Batman: Benign Knowledge Alignment Through Malicious Null Space in Federated Backdoor Attack

Federated Learning (FL), a distributed learning paradigm that enables local training on user-held data across decentralized devices, is vulnerable to backdoor attacks due to limited visibility into client updates. Exploiting this opacity, adversaries induce targeted misbehavior on trigger inputs without affecting overall performance, thereby compromising the trust and integrity of collaborative training in federated learning systems. Existing federated backdoor attacks mainly concentrate on benign knowledge alignment on trigger-surface design or representation guidance to evade defense mechanisms.

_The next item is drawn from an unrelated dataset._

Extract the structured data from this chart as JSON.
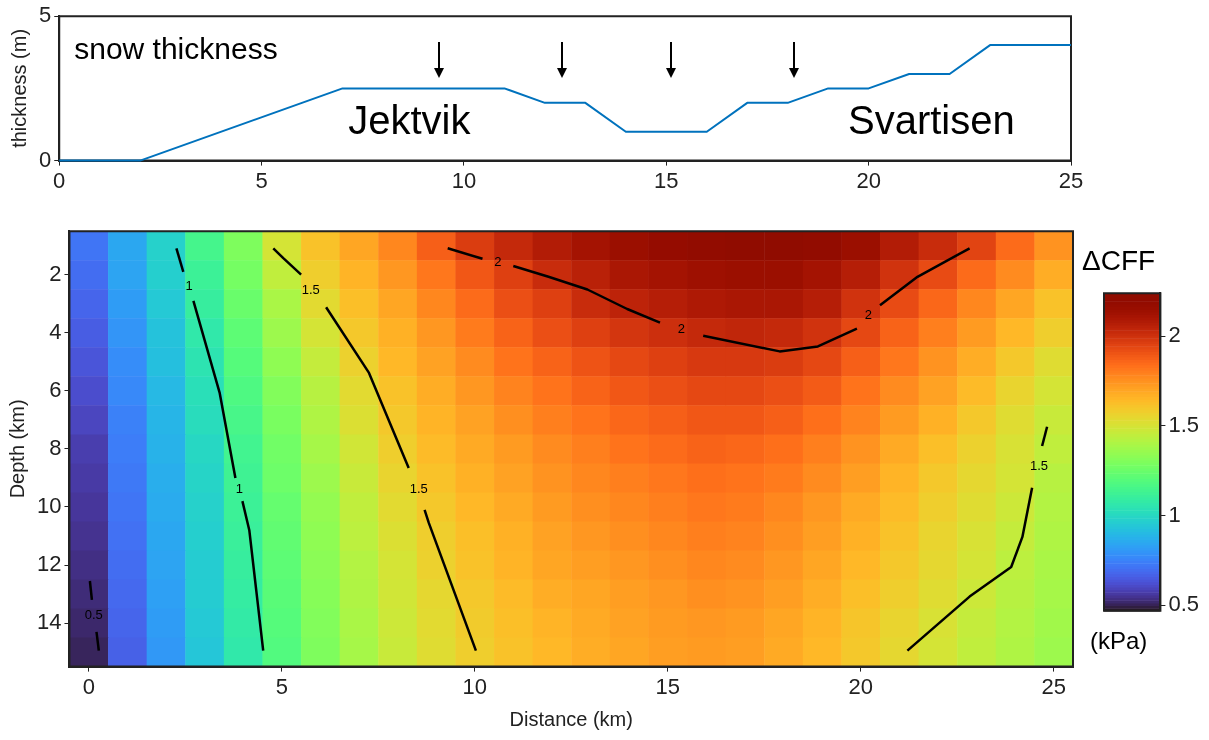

However, trigger-surface attacks suffer from insufficient alignment, leaving malicious knowledge distinguishable from benign updates. In contrast, representation-guided attacks attempt to obscure the boundary between benign and malicious behaviors. Nevertheless, excessive incorporation of benign knowledge within a shared parameter space leads to over-alignment, ultimately degrading attack effectiveness. To overcome shared parameter space dilemma in backdoor attack, we propose Batman, a novel backdoor attack that aligns benign knowledge within the malicious null space, which effectively decouples malicious space from shared parameter space and enables benign alignment in an orthogonal direction of this space that does not interfere with the attack effectiveness. To further enhance stealthiness, we combine both clean and global models to guide the alignment perturbation within this null space to evade detection. Experiments on four benchmark datasets demonstrate that Batman consistently achieves strong backdoor performance while remaining stealthy under various defenses.